Cette décision devra naturellement tenir compte de ce qui distingue ces deux logiques. S’ils sont certes tous deux délégataires de la violence légitime, le policier et le soldat en font un emploi radicalement différent. Le premier protège le contrat social en ramenant son concitoyen à l’engagement qu’il a pris envers la société, alors que le second négocie avec un autrui dont il reconnaît le droit à choisir un autre contrat social.

La décision devra donc refléter une prise de position quant à la pertinence de cette distinction. Cette question se pose aujourd’hui tant à l’intérieur qu’à l’extérieur des frontières. À l’intérieur, la demande d’intervention militaire devient plus forte pour répondre à une exigence croissante de sécurité, et cela dans une mesure qui n’aurait pas été imaginable voici vingt ans. À l’extérieur, Pierre Manent a décrit la « passion de la ressemblance » qui requiert de voir toujours « l’autre comme le même5 ». Cette « passion de la ressemblance » entraîne très naturellement le sentiment qu’un seul ordre juridique devrait régir tous les humains, ce qui tend à concevoir chaque action militaire comme, en réalité, une action de police, ce dont témoignent suffisamment les vocables de « gendarmes internationaux » ou, dans les pays anglo-saxons, de constabulary units.

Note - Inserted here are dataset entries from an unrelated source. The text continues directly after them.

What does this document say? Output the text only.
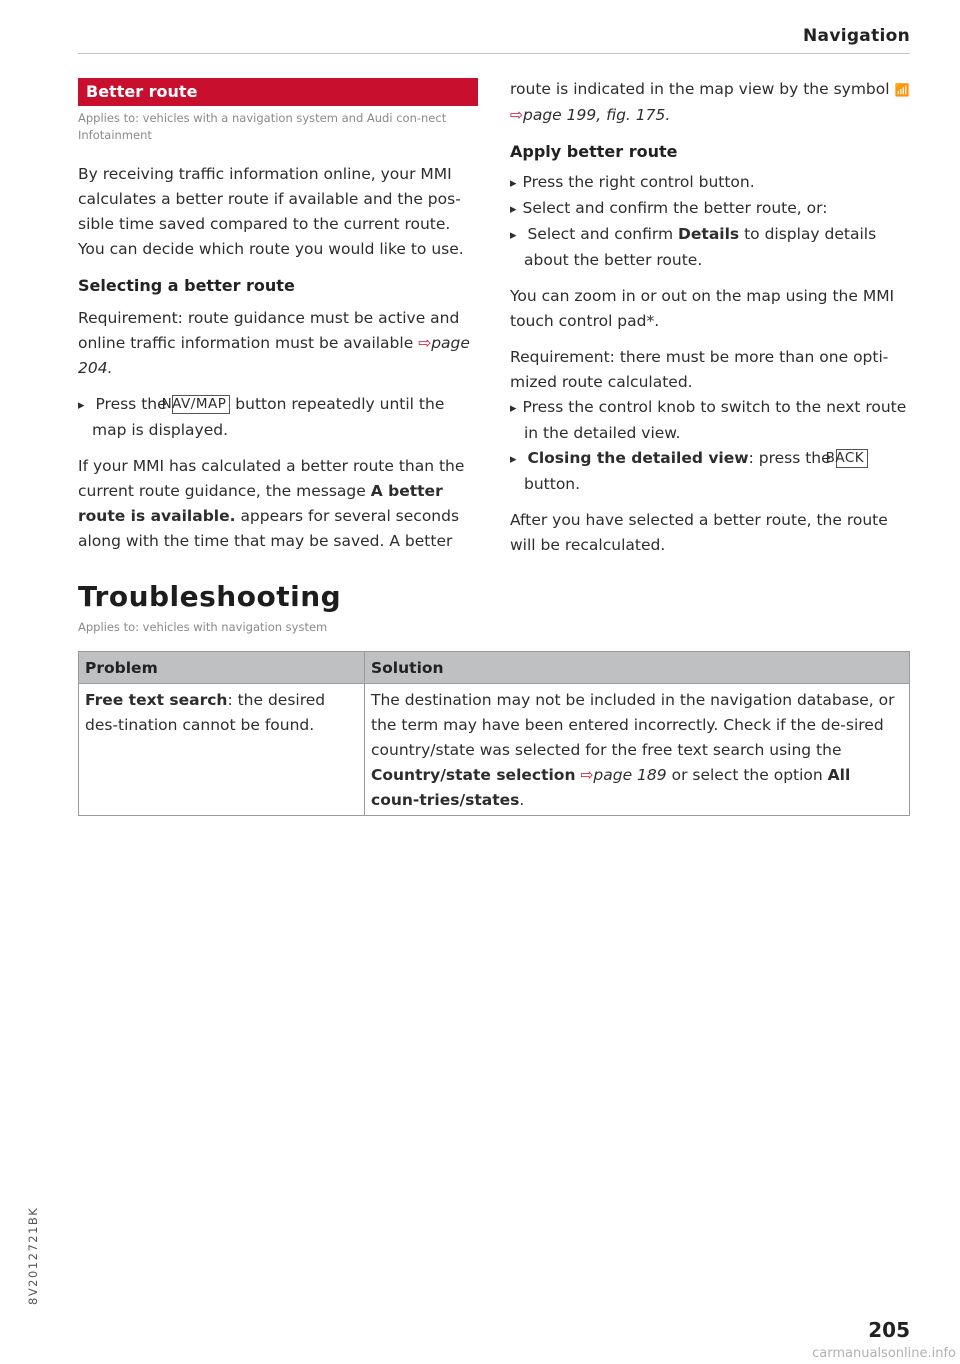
Navigation
Better route
Applies to: vehicles with a navigation system and Audi con-nect Infotainment

By receiving traffic information online, your MMI calculates a better route if available and the pos-sible time saved compared to the current route. You can decide which route you would like to use.

Selecting a better route

Requirement: route guidance must be active and online traffic information must be available ⇨page 204.

▸ Press the NAV/MAP button repeatedly until the map is displayed.

If your MMI has calculated a better route than the current route guidance, the message A better route is available. appears for several seconds along with the time that may be saved. A better

route is indicated in the map view by the symbol 📶 ⇨page 199, fig. 175.

Apply better route

▸ Press the right control button.

▸ Select and confirm the better route, or:

▸ Select and confirm Details to display details about the better route.

You can zoom in or out on the map using the MMI touch control pad*.

Requirement: there must be more than one opti-mized route calculated.

▸ Press the control knob to switch to the next route in the detailed view.

▸ Closing the detailed view: press the BACK button.

After you have selected a better route, the route will be recalculated.

Troubleshooting
Applies to: vehicles with navigation system
Problem	Solution
Free text search: the desired des-tination cannot be found.	The destination may not be included in the navigation database, or the term may have been entered incorrectly. Check if the de-sired country/state was selected for the free text search using the Country/state selection ⇨page 189 or select the option All coun-tries/states.
8V2012721BK
205
carmanualsonline.info
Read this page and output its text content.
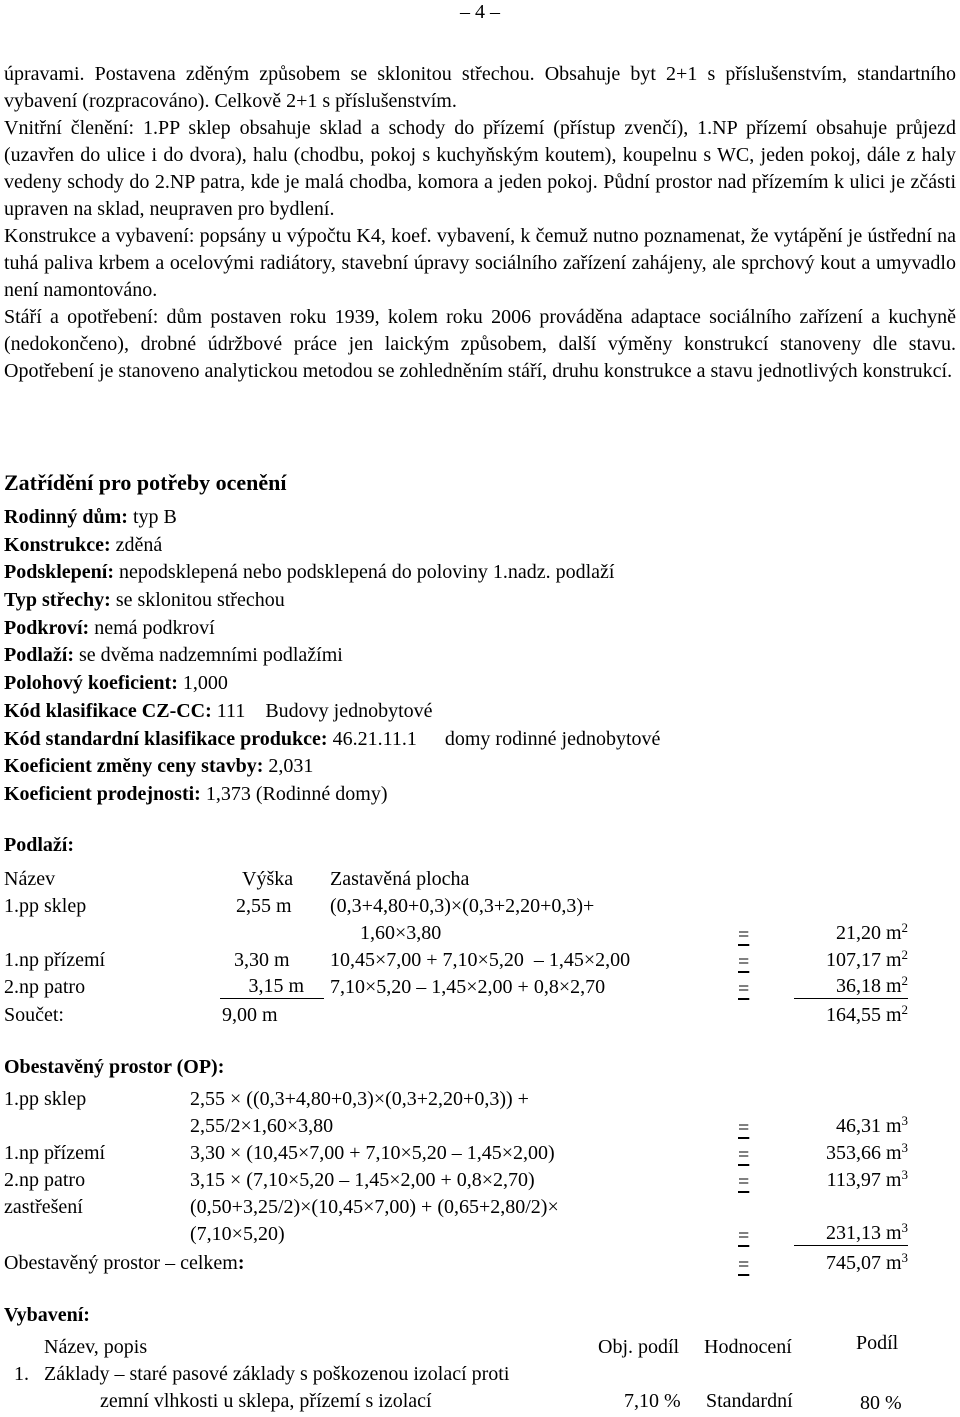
– 4 –

úpravami. Postavena zděným způsobem se sklonitou střechou. Obsahuje byt 2+1 s příslušenstvím, standartního vybavení (rozpracováno). Celkově 2+1 s příslušenstvím.

Vnitřní členění: 1.PP sklep obsahuje sklad a schody do přízemí (přístup zvenčí), 1.NP přízemí obsahuje průjezd (uzavřen do ulice i do dvora), halu (chodbu, pokoj s kuchyňským koutem), koupelnu s WC, jeden pokoj, dále z haly vedeny schody do 2.NP patra, kde je malá chodba, komora a jeden pokoj. Půdní prostor nad přízemím k ulici je zčásti upraven na sklad, neupraven pro bydlení.

Konstrukce a vybavení: popsány u výpočtu K4, koef. vybavení, k čemuž nutno poznamenat, že vytápění je ústřední na tuhá paliva krbem a ocelovými radiátory, stavební úpravy sociálního zařízení zahájeny, ale sprchový kout a umyvadlo není namontováno.

Stáří a opotřebení: dům postaven roku 1939, kolem roku 2006 prováděna adaptace sociálního zařízení a kuchyně (nedokončeno), drobné údržbové práce jen laickým způsobem, další výměny konstrukcí stanoveny dle stavu. Opotřebení je stanoveno analytickou metodou se zohledněním stáří, druhu konstrukce a stavu jednotlivých konstrukcí.

Zatřídění pro potřeby ocenění
Rodinný dům: typ B
Konstrukce: zděná
Podsklepení: nepodsklepená nebo podsklepená do poloviny 1.nadz. podlaží
Typ střechy: se sklonitou střechou
Podkroví: nemá podkroví
Podlaží: se dvěma nadzemními podlažími
Polohový koeficient: 1,000
Kód klasifikace CZ-CC: 111 Budovy jednobytové
Kód standardní klasifikace produkce: 46.21.11.1 domy rodinné jednobytové
Koeficient změny ceny stavby: 2,031
Koeficient prodejnosti: 1,373 (Rodinné domy)
Podlaží:
Název	Výška Zastavěná plocha
1.pp sklep	2,55 m (0,3+4,80+0,3)×(0,3+2,20+0,3)+
1,60×3,80	=	21,20 $m^2$
1.np přízemí	3,30 m 10,45×7,00 + 7,10×5,20  – 1,45×2,00	=	107,17 $m^2$
2.np patro	3,15 m	7,10×5,20 – 1,45×2,00 + 0,8×2,70	=	36,18 $m^2$
Součet:	9,00 m	164,55 $m^2$
Obestavěný prostor (OP):
1.pp sklep	2,55 × ((0,3+4,80+0,3)×(0,3+2,20+0,3)) +
2,55/2×1,60×3,80	=	46,31 $m^3$
1.np přízemí	3,30 × (10,45×7,00 + 7,10×5,20 – 1,45×2,00)	=	353,66 $m^3$
2.np patro	3,15 × (7,10×5,20 – 1,45×2,00 + 0,8×2,70)	=	113,97 $m^3$
zastřešení	(0,50+3,25/2)×(10,45×7,00) + (0,65+2,80/2)×
(7,10×5,20)	=	231,13 $m^3$
Obestavěný prostor – celkem:	=	745,07 $m^3$
Vybavení:
Název, popis	Obj. podíl Hodnocení	Podíl
1. Základy – staré pasové základy s poškozenou izolací proti
zemní vlhkosti u sklepa, přízemí s izolací	7,10 % Standardní	80 %
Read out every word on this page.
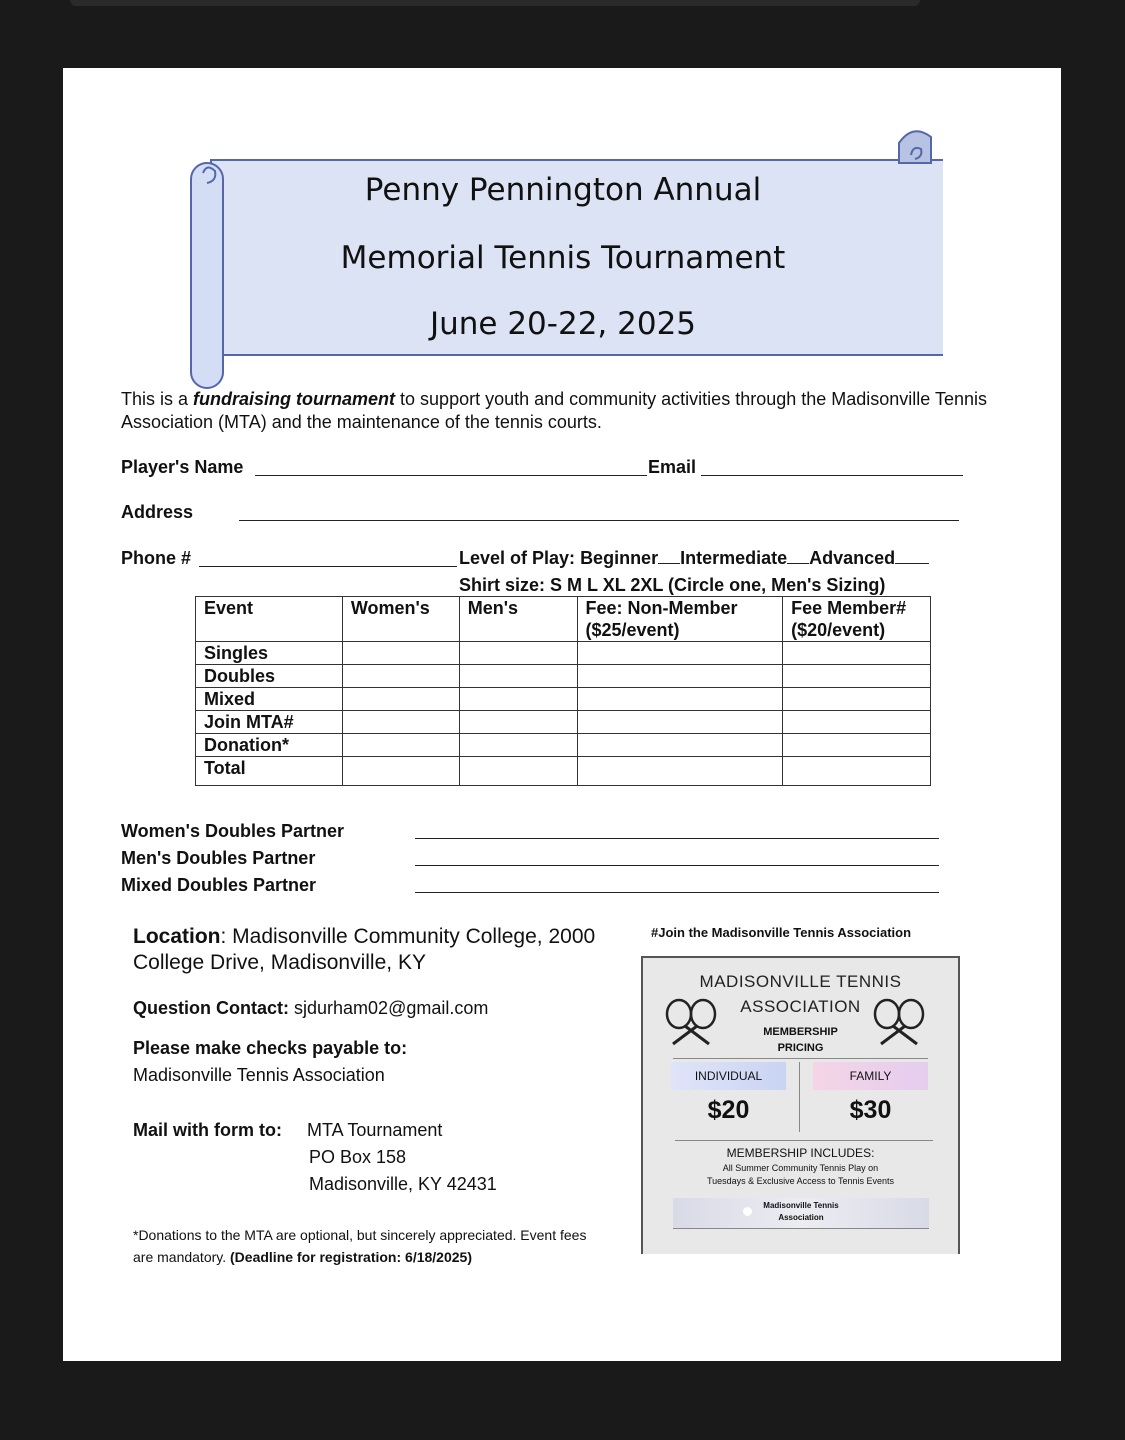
Penny Pennington Annual
Memorial Tennis Tournament
June 20-22, 2025
This is a fundraising tournament to support youth and community activities through the Madisonville Tennis Association (MTA) and the maintenance of the tennis courts.
Player's Name	Email
Address
Phone #	Level of Play: Beginner Intermediate Advanced
Shirt size: S M L XL 2XL (Circle one, Men's Sizing)
Event	Women's	Men's	Fee: Non-Member ($25/event)	Fee Member# ($20/event)
Singles				
Doubles				
Mixed				
Join MTA#				
Donation*				
Total				
Women's Doubles Partner
Men's Doubles Partner
Mixed Doubles Partner
Location: Madisonville Community College, 2000 College Drive, Madisonville, KY
Question Contact: sjdurham02@gmail.com
Please make checks payable to:
Madisonville Tennis Association
Mail with form to: MTA Tournament
PO Box 158
Madisonville, KY 42431
*Donations to the MTA are optional, but sincerely appreciated. Event fees are mandatory. (Deadline for registration: 6/18/2025)
#Join the Madisonville Tennis Association
MADISONVILLE TENNIS
ASSOCIATION
MEMBERSHIP
PRICING
INDIVIDUAL	FAMILY
$20	$30
MEMBERSHIP INCLUDES:
All Summer Community Tennis Play on
Tuesdays & Exclusive Access to Tennis Events
Madisonville Tennis
Association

Face à cette apparente homogénéisation des situations, la distinction des actions propres du policier et du militaire possède incontestablement une vertu éthique. Des faits identiques gagnent à être traités différemment à l’intérieur ou à l’extérieur d’une frontière. Sur le territoire national, on aura certainement intérêt à adopter aussi largement que possible la logique policière, en considérant que la violence qui peut se répandre devra aussi longtemps que possible être considérée comme l’erreur individuelle d’un concitoyen demeuré attaché au contrat social. A contrario, l’adoption de la logique militaire à laquelle correspondrait l’emploi de la force armée introduirait la distinction ami-ennemi au sein de la communauté nationale, communauté qui, dès lors, n’en serait plus une.

À l’extérieur, en revanche, on s’attachera à reconnaître que l’altérité est un trait nécessaire de la politique qui, comme l’avait souligné Hannah Arendt « repose sur un fait : la pluralité humaine6 ». La posture militaire, qui est en fait une posture de négociation avec un autre à qui l’on reconnaît le droit à des choix politiques différents, est un moyen de la réaffirmation de cette pluralité. Parce qu’elle est en réalité respectueuse de la liberté d’autrui, parce qu’elle autorise la négociation politique, elle est facteur de paix. En définitive, l’existence des deux logiques policière et militaire, héritée de siècles d’une lente maturation, apparaît bien comme une richesse à faire fructifier.